In 2003, Dinkins saw action in seven games after being signed to the Giants active roster from the practice squad in week 10. He finished the season with two receptions for 16 yards and eight special teams tackles.

===Baltimore Ravens===
Dinkins was waived by the Giants at the end of the training camp in 2004 and was signed by the Baltimore Ravens on October 2, 2004, to their practice squad before being elevated to the active roster on October 29, 2004. He played in ten games, starting four (the first starts of his career), in his first year with the Ravens. He was a key contributor for Baltimore as he pulled in nine receptions for 94 yards and one touchdown. He scored his first career touchdown on a 17-yard pass from Kyle Boller versus the Dallas Cowboys on November 21.

In 2005, his second season with the Ravens, Dinkins appeared in all 16 games, including four starts, and totaled 55 yards on six receptions (9.2 avg.).

===Cleveland Browns===
Dinkins was signed by the Cleveland Browns as an unrestricted free agent on March 19, 2006. He played in 14 games with two starts and averaged seven yards per reception and one touchdown. He is known more for his size and blocking than his receiving ability.

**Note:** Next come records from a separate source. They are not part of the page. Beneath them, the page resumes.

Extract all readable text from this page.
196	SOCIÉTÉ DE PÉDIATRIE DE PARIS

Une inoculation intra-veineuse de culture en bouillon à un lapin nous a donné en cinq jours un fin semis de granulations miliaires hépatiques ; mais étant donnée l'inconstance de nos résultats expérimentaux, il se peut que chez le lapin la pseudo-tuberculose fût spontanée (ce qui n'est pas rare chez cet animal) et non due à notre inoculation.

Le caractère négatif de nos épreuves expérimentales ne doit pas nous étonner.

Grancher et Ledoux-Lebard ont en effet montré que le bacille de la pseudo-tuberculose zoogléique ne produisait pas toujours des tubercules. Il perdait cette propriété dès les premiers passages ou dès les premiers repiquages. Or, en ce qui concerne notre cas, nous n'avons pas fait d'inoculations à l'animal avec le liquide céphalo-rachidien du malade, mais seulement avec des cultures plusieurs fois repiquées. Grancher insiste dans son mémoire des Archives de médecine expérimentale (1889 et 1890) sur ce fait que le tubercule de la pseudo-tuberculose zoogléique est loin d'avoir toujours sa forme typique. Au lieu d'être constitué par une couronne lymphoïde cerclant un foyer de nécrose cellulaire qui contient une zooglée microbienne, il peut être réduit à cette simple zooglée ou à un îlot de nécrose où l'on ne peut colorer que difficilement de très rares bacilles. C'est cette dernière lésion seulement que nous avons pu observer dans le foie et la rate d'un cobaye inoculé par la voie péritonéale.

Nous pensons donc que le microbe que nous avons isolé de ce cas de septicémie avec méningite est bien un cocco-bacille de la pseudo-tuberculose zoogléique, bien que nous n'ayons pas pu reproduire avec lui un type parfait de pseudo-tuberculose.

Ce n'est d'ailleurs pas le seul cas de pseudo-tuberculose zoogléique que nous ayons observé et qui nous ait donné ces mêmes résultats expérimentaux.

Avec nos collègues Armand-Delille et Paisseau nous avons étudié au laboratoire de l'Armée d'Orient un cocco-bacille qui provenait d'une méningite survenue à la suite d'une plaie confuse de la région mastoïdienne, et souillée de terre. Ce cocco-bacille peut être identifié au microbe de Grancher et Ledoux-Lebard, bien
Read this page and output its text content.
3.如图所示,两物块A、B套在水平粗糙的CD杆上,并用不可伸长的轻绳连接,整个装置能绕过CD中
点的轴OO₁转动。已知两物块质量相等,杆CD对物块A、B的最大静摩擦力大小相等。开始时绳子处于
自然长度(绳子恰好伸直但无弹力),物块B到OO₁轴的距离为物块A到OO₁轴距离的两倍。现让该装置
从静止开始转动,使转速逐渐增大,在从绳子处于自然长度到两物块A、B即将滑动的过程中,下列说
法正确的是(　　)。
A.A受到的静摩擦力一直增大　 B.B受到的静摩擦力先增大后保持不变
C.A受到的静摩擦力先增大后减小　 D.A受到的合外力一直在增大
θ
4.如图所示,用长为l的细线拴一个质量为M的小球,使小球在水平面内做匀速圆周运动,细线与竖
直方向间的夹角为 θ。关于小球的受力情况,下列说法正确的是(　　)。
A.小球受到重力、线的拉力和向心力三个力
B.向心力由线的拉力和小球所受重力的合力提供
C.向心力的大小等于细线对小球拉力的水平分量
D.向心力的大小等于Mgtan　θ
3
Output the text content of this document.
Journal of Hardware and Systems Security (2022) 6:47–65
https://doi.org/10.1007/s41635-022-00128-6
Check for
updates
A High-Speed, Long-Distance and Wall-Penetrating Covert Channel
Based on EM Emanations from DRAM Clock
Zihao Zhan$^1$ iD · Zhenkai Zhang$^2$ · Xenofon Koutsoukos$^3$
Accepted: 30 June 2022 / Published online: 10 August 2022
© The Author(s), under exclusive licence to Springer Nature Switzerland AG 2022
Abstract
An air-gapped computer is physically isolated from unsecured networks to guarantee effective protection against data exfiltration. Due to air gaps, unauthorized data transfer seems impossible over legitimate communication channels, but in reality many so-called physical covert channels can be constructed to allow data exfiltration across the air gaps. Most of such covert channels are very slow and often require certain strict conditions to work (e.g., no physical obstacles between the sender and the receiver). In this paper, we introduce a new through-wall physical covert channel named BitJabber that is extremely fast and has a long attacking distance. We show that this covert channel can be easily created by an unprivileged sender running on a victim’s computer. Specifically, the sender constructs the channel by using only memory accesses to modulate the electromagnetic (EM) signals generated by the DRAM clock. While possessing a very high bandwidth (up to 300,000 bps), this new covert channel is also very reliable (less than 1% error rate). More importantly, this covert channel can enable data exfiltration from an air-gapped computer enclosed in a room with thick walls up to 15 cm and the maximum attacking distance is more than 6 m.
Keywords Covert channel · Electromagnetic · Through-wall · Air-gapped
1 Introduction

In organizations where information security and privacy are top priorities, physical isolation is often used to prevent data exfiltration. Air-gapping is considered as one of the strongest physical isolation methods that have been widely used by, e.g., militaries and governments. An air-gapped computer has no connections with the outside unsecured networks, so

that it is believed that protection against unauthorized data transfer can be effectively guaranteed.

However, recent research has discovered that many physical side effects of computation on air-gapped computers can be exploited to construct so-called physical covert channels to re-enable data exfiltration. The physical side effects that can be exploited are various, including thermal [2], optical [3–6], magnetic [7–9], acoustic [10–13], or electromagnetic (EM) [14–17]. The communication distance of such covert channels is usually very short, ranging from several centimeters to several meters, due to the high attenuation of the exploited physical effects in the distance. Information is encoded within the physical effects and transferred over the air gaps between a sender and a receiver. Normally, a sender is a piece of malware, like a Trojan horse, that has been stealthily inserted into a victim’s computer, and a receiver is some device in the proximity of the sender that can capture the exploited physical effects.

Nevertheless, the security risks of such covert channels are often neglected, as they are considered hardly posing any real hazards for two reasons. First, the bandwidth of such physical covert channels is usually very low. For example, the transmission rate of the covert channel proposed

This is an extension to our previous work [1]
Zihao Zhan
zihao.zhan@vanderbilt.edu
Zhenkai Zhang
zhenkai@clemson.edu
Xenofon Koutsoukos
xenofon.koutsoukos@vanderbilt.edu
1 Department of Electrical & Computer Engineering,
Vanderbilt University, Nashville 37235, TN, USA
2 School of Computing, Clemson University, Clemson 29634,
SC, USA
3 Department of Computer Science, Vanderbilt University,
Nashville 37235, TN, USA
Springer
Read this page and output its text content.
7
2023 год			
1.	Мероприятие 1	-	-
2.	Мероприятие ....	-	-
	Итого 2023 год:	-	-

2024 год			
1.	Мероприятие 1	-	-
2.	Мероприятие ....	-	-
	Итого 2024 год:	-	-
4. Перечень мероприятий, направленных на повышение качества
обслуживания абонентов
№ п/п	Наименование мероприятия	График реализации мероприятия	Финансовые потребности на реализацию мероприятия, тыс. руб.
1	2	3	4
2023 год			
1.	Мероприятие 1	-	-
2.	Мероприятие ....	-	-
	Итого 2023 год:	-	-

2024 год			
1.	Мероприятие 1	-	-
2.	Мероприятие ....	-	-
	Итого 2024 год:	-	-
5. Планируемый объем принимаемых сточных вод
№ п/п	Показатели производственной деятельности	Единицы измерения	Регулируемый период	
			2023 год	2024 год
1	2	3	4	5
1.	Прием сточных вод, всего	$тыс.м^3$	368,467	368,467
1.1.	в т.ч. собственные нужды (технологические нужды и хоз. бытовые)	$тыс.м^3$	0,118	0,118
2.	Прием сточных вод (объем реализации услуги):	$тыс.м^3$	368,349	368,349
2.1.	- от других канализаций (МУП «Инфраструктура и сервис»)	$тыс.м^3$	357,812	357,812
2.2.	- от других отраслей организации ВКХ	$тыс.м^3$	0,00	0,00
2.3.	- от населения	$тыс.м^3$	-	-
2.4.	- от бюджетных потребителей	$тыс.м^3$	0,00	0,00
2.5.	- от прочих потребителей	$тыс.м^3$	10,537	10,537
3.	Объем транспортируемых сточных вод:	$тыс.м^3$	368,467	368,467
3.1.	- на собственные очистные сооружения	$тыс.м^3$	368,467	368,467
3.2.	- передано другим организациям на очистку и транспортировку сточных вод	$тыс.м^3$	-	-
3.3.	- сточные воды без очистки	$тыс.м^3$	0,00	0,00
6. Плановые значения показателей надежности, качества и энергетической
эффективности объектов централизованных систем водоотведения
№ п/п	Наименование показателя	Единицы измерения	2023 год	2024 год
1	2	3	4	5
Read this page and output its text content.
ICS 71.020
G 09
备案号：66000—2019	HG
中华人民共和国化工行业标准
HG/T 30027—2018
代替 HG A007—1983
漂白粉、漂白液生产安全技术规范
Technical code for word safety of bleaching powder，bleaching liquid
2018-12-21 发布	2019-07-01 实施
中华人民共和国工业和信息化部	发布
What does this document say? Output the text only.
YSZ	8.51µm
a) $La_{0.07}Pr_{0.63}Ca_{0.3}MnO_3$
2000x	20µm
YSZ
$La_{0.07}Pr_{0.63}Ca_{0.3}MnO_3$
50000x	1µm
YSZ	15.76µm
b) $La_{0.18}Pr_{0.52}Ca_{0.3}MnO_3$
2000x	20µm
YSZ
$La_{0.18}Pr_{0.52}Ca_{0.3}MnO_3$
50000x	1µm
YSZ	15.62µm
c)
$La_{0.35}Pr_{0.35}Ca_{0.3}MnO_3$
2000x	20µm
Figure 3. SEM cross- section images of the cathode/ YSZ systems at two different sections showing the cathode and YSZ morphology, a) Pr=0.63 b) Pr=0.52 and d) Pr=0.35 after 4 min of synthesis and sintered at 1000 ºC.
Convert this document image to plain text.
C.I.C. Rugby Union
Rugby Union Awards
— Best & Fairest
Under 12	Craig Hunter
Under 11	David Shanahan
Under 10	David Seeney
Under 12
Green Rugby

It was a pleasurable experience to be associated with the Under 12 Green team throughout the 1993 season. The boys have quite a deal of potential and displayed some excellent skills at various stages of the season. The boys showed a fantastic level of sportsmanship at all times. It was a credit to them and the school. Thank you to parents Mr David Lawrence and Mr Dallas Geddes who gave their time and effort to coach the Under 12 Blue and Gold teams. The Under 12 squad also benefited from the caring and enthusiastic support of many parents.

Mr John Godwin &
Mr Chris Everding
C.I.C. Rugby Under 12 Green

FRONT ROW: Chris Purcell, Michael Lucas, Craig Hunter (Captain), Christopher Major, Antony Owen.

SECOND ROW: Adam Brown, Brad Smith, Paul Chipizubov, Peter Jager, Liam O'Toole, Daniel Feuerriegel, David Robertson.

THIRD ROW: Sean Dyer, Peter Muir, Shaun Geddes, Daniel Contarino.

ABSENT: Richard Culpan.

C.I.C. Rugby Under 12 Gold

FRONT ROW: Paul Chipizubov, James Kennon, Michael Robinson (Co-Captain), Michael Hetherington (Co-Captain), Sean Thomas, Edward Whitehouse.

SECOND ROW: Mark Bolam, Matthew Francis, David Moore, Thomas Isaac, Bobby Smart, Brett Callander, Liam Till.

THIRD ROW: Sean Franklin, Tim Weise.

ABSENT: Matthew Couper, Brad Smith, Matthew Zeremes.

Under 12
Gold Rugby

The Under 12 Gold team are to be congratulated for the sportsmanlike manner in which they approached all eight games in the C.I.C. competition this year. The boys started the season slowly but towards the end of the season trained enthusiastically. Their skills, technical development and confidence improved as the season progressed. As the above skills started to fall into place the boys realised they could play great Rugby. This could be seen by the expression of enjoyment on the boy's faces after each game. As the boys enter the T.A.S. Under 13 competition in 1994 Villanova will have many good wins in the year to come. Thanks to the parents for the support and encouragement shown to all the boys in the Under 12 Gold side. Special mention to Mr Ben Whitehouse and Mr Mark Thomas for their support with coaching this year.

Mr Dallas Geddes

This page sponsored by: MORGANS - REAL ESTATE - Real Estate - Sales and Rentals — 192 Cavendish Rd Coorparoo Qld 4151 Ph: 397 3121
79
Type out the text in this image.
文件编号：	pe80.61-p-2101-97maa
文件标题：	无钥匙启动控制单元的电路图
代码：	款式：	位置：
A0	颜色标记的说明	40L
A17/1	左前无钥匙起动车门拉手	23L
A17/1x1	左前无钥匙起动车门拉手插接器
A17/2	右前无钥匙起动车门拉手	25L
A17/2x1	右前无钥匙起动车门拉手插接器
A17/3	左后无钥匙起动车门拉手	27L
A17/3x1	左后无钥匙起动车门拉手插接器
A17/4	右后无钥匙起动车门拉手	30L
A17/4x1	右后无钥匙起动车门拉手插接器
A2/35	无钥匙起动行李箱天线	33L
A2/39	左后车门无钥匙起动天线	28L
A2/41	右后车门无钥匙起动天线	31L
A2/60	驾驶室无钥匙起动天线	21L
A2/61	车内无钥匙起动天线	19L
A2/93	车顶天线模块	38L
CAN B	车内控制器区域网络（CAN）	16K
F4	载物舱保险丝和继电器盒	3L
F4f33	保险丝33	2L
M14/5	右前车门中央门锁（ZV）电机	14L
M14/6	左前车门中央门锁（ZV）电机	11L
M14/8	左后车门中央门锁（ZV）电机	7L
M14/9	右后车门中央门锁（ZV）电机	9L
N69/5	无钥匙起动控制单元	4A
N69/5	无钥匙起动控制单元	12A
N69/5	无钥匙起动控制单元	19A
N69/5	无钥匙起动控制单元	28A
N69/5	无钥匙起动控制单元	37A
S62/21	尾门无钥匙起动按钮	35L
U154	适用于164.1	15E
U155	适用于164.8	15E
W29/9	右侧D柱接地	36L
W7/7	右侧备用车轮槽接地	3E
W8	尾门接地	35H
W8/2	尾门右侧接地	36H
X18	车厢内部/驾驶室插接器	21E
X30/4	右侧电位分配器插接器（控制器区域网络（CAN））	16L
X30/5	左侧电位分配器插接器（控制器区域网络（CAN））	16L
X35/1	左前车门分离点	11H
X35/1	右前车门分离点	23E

Although not starting a single game in 2007 for the first time in four years, he appeared in a total of 15 games. His offensive totals for the season were one reception for eight yards (8.0 avg., which he recorded in Week 1 against the Pittsburgh Steelers. The only game in which he did not see action was the Week 6 game against the Miami Dolphins.

In 2008, Dinkins caught his second career touchdown, with 2:15 left in the second quarter during the Week 6 game against the defending Super Bowl Champions, the New York Giants. He caught a 22-yard pass from quarterback Derek Anderson while filling in for injured tight end Kellen Winslow. It was his first reception of the 2008 campaign.

In late 2008, Dinkins, with fellow Browns player Joshua Cribbs, opened a children's indoor inflatable play arena called Bounce City, which is located in Strongsville, Ohio.

===New Orleans Saints===
Dinkins signed with the New Orleans Saints on March 18, 2009. Dinkins may be best remembered for his touchdown catch against the Patriots on Monday Night Football on November 30, 2009.

==Post-playing career==
In 2010 and 2011, Dinkins served as assistant tight ends coach for the Tampa Bay Buccaneers under head coach Raheem Morris. Then in 2012, Dinkins was tight ends coach at Rutgers.

Also in 2011, Dinkins was a color commentator for the Pittsburgh Power of the Arena Football League on KDKA-FM.

==Personal life==
Dinkins's son Khalil Dinkins plays as a tight end for the San Francisco 49ers.